Skip to main content
Welcome to contribute to the browseruse-bench project! This guide will help you understand how to participate in project development.

Development Environment Setup

1

Fork Repository

Fork the browseruse-bench repository on GitHub
2

Clone Code

git clone https://github.com/your-username/browseruse-bench.git
cd browseruse-bench
3

Install Dependencies

# Using uv (Recommended)
uv sync --all-extras

# Or using pip
pip install -e ".[all,dev]"
4

Create Branch

git checkout -b feature/your-feature-name

Contribution Types

Adding New Agents

  1. Add a new agent module in browseruse_bench/agents/ (e.g., your_agent.py)
  2. Implement BaseAgent.run_task and register with @register_agent
  3. Add runtime config under configs/agents/<agent>/config.yaml (optional config.yaml.example)
  4. Import the module in browseruse_bench/agents/__init__.py
  5. Register the agent in root config.yaml
  6. Update documentation
See Adding New Agents for details.
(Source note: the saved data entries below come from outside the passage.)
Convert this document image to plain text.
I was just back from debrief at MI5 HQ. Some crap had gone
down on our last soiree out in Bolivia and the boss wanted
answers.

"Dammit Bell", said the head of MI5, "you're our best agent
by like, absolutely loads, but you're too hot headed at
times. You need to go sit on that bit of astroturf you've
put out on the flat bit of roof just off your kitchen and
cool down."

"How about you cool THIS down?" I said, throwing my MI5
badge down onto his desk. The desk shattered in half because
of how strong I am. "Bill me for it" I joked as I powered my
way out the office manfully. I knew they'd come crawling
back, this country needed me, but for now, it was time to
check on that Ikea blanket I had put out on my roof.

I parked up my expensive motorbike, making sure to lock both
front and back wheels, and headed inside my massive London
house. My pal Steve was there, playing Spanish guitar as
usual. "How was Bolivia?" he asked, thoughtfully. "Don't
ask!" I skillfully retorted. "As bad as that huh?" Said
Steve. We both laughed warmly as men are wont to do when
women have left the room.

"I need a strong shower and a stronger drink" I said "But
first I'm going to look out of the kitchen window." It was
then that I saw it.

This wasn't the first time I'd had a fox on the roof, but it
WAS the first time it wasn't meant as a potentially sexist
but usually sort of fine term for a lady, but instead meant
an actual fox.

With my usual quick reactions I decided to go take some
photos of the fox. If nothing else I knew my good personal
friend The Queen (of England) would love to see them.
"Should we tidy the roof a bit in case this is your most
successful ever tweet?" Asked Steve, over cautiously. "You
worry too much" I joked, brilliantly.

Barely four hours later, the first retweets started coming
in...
For browser-capable agents and new browser types, also follow Custom Agent Integration.

Adding New Benchmarks

  1. Create a new Benchmark directory in benchmarks/
  2. Prepare task data and data_info.json
  3. Implement evaluator (optional)
  4. Update documentation
See Custom Benchmark for details.

Fixing Bugs

  1. Create an Issue to describe the problem
  2. Submit a PR with the fix
  3. Ensure tests pass

Improving Documentation

  1. Modify documentation in docs/ directory
  2. Submit PR

Adding New Agents

Directory Structure

browseruse_bench/
└── agents/
    └── your_agent.py
config/
└── agents/
    └── your-agent/
        ├── config.yaml
        └── config.yaml.example  # Optional example config
Keep secrets in the root .env file and avoid storing API keys in YAML.

Implement Interface

New agents implement BaseAgent and the run_task method:
from __future__ import annotations

import logging
from pathlib import Path
from typing import Any, Dict

from browseruse_bench.agents.base import BaseAgent
from browseruse_bench.agents.registry import register_agent

logger = logging.getLogger(__name__)


@register_agent
class YourAgent(BaseAgent):
    name = "your-agent"

    def run_task(
        self,
        task_info: Dict[str, Any],
        agent_config: Dict[str, Any],
        task_workspace: Path,
    ) -> Dict[str, Any]:
        task_id = task_info.get("task_id", "unknown")
        logger.info("Running task %s", task_id)
        return {
            "task_id": task_id,
            "status": "success",
            "answer": "",
            "metrics": {"steps": 0},
        }

Register Agent

  1. Import the module in browseruse_bench/agents/__init__.py:
from browseruse_bench.agents import your_agent  # noqa: F401
  1. Add the agent entry to the root config.yaml:
agents:
  your-agent:
    path: browseruse_bench/agents
    entrypoint: scripts/agent_runner.py
    config: configs/agents/your-agent/config.yaml
    supported_benchmarks:
      - Online-Mind2Web
    venv: .venv

Code Standards

Formatting

# Use ruff to format
ruff format .

# Check code style
ruff check .

Type Checking

# Use mypy for type checking
mypy browseruse_bench

Testing

# Run all tests
pytest tests/

# Run specific test
pytest tests/test_eval.py -v

Submitting PR

1

Ensure Tests Pass

pytest tests/
ruff check .
2

Commit Changes

git add .
git commit -m "feat: add your feature description"
3

Push Branch

git push origin feature/your-feature-name
4

Create PR

Create a Pull Request on GitHub and describe your changes

Commit Convention

Use Conventional Commits format:
  • feat: New feature
  • fix: Bug fix
  • docs: Documentation update
  • refactor: Code refactoring
  • test: Add test
  • chore: Other changes
Example:
feat: add WebArena benchmark support
fix: resolve timeout issue in browser-use agent
docs: update quickstart guide